Wednesday, August 22, 2007

Arctic Resources Belong to Canada: US

Story here. h/t: nationalnewswatch.com

OTTAWA -- The United States recognizes Canada's claim to resource rights in the Northwest Passage, the U.S. ambassador to Canada David Wilkins said Wednesday.

At the same time, Wilkins reiterated the U.S. insistence -- stated by President George Bush on Tuesday -- that Canada does not have exclusive shipping or navigational rights through the passage, which the U.S. considers an international waterway.

That does not mean, said Wilkins, that Canada doesn't have sovereignty over both the Arctic archipelago surrounding the Passage and the resources in the sea and beneath it.

(...)

Wilkins also said he had no problems if Canada militarized its Arctic islands.
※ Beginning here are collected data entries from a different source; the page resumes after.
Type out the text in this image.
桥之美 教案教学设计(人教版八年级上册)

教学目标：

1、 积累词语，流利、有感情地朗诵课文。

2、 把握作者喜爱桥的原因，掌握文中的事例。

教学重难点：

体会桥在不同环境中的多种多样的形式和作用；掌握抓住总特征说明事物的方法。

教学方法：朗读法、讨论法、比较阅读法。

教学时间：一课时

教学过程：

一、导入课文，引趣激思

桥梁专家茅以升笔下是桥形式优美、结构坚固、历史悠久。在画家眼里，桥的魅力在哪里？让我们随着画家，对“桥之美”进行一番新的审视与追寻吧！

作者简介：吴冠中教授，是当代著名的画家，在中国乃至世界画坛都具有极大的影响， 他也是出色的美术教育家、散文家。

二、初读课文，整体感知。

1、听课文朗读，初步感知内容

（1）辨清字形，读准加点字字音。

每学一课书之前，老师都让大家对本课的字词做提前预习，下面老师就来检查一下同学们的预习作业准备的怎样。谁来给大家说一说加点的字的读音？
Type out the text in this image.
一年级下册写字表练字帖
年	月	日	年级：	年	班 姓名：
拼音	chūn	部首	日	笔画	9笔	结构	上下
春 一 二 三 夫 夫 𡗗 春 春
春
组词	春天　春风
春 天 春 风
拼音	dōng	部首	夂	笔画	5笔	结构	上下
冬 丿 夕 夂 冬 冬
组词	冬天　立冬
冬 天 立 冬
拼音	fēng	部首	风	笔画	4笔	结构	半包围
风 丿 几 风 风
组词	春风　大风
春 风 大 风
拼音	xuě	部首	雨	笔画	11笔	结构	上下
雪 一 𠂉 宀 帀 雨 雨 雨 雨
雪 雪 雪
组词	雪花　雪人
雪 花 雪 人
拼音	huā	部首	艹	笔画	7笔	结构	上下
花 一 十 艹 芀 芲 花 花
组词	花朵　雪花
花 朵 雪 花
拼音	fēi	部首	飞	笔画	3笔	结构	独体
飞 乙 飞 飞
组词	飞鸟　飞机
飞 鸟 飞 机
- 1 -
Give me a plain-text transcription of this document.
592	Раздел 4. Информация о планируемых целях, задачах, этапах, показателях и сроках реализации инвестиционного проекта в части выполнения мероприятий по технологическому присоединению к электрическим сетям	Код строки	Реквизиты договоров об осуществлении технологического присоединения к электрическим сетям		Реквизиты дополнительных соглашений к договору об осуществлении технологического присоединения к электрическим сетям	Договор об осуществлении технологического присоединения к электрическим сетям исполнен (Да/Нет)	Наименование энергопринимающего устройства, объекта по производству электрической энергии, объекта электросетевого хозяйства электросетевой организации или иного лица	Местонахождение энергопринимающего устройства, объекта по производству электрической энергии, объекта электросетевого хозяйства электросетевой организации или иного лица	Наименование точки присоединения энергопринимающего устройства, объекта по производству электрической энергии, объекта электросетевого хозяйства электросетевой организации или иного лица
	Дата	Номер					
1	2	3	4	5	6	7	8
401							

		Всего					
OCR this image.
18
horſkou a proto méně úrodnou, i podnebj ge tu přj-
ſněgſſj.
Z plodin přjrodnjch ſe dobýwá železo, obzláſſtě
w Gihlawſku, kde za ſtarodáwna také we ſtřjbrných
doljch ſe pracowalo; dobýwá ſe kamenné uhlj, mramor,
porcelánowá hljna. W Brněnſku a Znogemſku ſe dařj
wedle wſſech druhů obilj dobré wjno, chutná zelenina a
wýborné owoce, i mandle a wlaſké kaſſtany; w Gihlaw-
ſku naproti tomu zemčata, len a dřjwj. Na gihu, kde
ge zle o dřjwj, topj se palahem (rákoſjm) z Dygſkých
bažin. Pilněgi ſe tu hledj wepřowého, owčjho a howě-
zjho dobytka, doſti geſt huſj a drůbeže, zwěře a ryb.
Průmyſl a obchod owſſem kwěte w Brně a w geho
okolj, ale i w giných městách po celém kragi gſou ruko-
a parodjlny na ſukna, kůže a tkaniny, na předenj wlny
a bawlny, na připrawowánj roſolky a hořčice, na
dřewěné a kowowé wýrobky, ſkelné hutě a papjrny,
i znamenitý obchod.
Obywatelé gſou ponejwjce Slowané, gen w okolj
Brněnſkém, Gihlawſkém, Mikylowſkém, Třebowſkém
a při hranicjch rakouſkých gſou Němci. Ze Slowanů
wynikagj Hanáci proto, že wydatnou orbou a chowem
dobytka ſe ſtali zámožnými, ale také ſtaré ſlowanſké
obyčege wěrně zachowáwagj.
See, "Liberals" and other left-wing political parties? When you don't say nasty, unfair things about our best friend America and her President, they will reward us by being reasonable and backing us up on stuff for which we could use backing. (Saying nice things instead about Hugo Chavez, Fidel Castro, Hu Jintao, Vlad Putin, etc., like you self-labelled "progressives" do, will only get Canada so far!)

Apparently our leaders this week at their summit were discussing substantial issues that really matter. Where's the evidence that they're planning a "North American Union"? If there ever was some secretive shared desire to move towards that sort of thing, perhaps now there isn't any longer, thanks to the widespread, multi-ideological opposition thereto by the people.

I welcome America's reasoned approach to the question of Arctic sovereignty. I have no problem with American vessels sailing through Canadian waters at all, as long as said vessels aren't up to anything illegal and pose no threat whatsoever to my country's security or sovereignty.

And America's recognition of Canada's Arctic sovereignty bolsters our claim with respect to Russia's and Denmark's competing claims.

After all, Canada has been (and still is) using and operating in the Arctic region, certainly within her indisputable borders (which extend quite far up and wide in the North), for as long as she has existed as a sovereign nation. I know this, as my father, as a young man in the Canadian Coast Guard, was once stationed in the North as a radio shack operator as part of a joint US-Canada operation shortly following World War II (I still marvel at the pics he took of ex-WWII Mosquitoes he saw when he was there). Plus, one of my brothers, while in the Canadian Air Force, was once stationed very close to the North Pole at Canadian Forces Base Alert, on Ellesmere Island, which, at least then, was the 'northernmost station in the world'.

So make no mistake: that which is Canadian territory is Canadian territory, period.